A la orilla del embalse, en la zona baja de la localidad de Villaflor, aún resiste una campana. Durante más de medio siglo, los vecinos la usaron para llamar al barquero que les trasladaba a las tierras que habían quedado al otro lado tras la llegada del pantano, o para desplazarse a algunas de las localidades que un día estaban a un paso y al siguiente se hallaban tras un abismo acuático. La barca que funcionó hasta los últimos años del siglo XX también aguanta allí, amarrada, como parte de la historia de un lugar que tiene embalse y también un parque eólico mucho más reciente a las puertas del término. Por aquí, sobra energía, pero falta gente.
Y es que Villaflor, penalizado en su día por un embalse que mutiló su término y aisló a sus vecinos, es ahora un pueblo con apenas 14 personas censadas. Muchos hablarían de un futuro condenado pero, entre las familias que viven allí y los vinculados que pasan temporadas más o menos largas en sus casas, no hay resignación, sino voluntad de pelear. Una prueba es la asociación La Barca, que implica a más de 60 personas en esa batalla por el mantenimiento de los servicios y por la conservación de la memoria.
El secretario de ese colectivo se llama Gerardo Hierro. Es asturiano, aunque de origen salmantino, y allá en Avilés conoció a una zamorana de Villaflor con la que formó una familia y encontró un lugar en el mundo donde respirar paz. Este hombre es geólogo de formación, pero durante años cultivó una afición por la pintura. En concreto, por las acuarelas. Aquello nunca pasó de un hobby, pero ahora se ha convertido en algo más. No porque, ya jubilado, Gerardo haya empezado a monetizar el resultado de su arte, sino porque ha usado ese talento para convertir a su pueblo de adopción en un museo al aire libre.
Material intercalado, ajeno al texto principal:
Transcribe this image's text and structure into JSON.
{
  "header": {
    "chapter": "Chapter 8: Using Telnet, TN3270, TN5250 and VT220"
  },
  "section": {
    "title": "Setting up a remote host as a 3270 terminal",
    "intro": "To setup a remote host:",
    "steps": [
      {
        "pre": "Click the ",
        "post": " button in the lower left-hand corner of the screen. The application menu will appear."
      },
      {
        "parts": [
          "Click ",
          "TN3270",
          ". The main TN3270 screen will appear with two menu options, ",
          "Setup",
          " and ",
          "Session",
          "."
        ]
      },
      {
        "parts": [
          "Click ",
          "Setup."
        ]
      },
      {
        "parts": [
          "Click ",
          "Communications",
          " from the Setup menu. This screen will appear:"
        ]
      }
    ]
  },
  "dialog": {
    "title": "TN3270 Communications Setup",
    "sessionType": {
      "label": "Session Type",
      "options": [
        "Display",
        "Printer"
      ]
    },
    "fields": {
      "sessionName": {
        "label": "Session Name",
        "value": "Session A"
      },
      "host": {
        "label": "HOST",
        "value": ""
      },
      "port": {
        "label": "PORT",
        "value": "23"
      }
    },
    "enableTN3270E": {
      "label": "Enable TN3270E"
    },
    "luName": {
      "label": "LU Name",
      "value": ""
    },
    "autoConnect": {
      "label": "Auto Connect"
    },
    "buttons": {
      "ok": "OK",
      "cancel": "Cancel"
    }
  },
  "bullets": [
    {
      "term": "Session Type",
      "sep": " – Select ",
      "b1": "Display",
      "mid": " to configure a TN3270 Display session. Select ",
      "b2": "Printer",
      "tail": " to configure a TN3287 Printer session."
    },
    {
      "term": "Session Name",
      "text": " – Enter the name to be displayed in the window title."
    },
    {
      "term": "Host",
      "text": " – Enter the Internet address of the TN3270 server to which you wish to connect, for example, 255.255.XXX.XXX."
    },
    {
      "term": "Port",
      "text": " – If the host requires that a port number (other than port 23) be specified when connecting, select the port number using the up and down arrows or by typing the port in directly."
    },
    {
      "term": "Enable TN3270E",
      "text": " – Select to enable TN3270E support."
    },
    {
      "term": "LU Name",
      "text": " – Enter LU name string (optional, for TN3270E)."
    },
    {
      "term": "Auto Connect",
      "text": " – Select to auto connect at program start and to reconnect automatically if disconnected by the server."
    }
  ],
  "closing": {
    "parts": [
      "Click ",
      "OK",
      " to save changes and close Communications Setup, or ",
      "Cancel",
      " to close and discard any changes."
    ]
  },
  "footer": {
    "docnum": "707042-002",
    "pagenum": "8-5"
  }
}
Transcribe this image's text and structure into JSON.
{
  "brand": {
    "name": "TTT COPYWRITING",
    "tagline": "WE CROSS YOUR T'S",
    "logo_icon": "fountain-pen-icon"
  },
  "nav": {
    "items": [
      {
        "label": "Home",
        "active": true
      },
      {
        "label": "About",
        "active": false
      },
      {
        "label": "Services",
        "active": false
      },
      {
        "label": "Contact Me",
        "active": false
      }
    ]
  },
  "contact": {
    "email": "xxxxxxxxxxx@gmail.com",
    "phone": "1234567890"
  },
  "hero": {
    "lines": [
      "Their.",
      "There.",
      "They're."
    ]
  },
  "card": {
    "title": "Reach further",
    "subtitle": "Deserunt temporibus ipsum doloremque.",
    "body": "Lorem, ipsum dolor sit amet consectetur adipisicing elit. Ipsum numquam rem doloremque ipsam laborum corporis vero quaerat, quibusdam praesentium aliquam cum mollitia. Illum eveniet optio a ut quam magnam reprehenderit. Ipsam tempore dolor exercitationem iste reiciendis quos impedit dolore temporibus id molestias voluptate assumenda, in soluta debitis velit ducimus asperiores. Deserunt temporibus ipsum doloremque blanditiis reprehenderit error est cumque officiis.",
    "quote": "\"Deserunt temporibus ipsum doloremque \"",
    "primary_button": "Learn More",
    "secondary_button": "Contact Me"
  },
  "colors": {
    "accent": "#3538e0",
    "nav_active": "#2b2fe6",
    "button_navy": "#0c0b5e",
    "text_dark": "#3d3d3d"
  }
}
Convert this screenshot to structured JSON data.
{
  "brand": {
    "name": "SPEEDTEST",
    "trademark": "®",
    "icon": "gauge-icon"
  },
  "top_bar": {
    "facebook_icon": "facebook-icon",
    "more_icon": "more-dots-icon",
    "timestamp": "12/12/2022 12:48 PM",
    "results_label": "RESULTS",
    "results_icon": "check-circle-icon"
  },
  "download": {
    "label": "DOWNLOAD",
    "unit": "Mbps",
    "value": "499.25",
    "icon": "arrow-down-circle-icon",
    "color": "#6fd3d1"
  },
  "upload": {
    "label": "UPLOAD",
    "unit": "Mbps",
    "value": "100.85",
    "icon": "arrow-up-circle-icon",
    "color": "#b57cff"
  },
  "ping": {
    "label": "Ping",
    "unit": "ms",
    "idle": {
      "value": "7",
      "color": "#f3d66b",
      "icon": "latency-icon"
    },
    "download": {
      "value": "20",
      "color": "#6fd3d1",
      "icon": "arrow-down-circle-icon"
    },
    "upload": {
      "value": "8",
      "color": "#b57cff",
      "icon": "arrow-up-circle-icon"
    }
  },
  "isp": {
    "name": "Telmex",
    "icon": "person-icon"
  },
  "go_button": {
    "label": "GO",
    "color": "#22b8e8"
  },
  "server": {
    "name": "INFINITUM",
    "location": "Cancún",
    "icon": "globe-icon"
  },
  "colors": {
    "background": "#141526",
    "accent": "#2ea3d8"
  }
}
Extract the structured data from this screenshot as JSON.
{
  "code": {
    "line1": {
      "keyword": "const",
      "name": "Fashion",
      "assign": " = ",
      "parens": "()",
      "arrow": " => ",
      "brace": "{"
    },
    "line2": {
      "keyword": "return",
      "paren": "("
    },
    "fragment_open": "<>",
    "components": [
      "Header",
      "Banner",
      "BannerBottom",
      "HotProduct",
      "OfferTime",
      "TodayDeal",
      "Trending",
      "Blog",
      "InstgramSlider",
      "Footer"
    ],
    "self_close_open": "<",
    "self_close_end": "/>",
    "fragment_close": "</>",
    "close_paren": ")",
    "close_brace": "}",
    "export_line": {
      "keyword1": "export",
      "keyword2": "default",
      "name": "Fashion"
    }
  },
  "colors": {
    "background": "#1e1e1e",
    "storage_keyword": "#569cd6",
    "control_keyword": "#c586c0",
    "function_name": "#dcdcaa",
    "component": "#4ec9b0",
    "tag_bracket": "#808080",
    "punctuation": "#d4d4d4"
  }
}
Todo empezó en 2017, cuando la asociación La Barca creó un gran mural sobre el suelo. La pintura tenía 70 metros cuadrados y resistió hasta que la borrasca Filomena borró su rastro. Aquella obra supuso un clic en la cabeza de Gerardo, que vio aquí una oportunidad para embellecer la localidad y para tratar de darla a conocer un poco más: «Todo es para evitar que esto se muera, ese es el motivo fundamental», asegura el artista amateur, que se atrevió a seguir, con la ayuda del alcalde pedáneo para los materiales.
Han pasado siete años de aquello, y en Villaflor ya hay más de veinte murales repartidos por las calles. Las fachadas del colegio o del consultorio se han convertido en el lienzo de Gerardo, que trata de pintar con motivos relacionados con el pueblo. Por los rincones de la localidad aparecen animales, plantas que se encuentran por la zona, un pastor con su rebaño o un catálogo de aperos de antaño. Lo último han sido una culebra bastarda y un lagarto ocelado.
«Procuro que sean cosas de aquí», subraya Gerardo, que tarda entre tres y cuatro días en resolver cada mural y que pinta con brocha y sin una vocación realista: «Me gusta el estilo impresionista», admite el vecino de Villaflor, que aspira a que sus creaciones llamen la atención y sirvan como altavoz de que, en este rincón, hay una localidad que se resiste a ser víctima de la epidemia demográfica que devora a las aldeas: «Lo fundamental es que esto siga vivo», insiste.
La cultura rural
La propia asociación existe precisamente con esa vocación: «Tenemos como socia hasta a la última maestra que tuvo el pueblo, que no es de aquí y vive en Valencia«, remarca Gerardo, como prueba de la implicación de distintas personas para defender a Villaflor. Mientras, el pueblo trata de remar para pelear contra el hecho de que a su consultorio ya no va nadie de forma periódica, a pesar de que las instalaciones se habían arreglado recientemente, o para resistir cada vez que llega el frío y se marcha el grueso de la gente. En verano pueden ser 200; en invierno, pasan de 10 a duras penas.
«Si esto se vacía, se va a perder todo el valor de la cultura rural», explica Gerardo Hierro, que lamenta la dejadez de «quienes de verdad tienen los medios para hacer algo» y que pone como ejemplo lo que ocurre con la barca. «Cuando dejó de funcionar a finales de los años 90, quedó ahí tirada y la recogimos y la tratamos nosotros con aceite quemado. Ahora le hace falta otra mano y solo pedimos que vengan los operarios del Ayuntamiento a hacerlo, que pueden», demanda el vecino. Villaflor pertenece al municipio de Muelas del Pan.
Entre reivindicación y reivindicación, Gerardo sigue pintando. «El pueblo ya es muy bonito en sí, y queremos protegerlo», zanja el artista que decora las calles. Sus creaciones lucen bajo el sol de Villaflor, entre unas casas vacías que desembocan en el embalse. Ha pasado agosto, el año camina hacia el invierno y toca aplicar otra vez el arte de la supervivencia.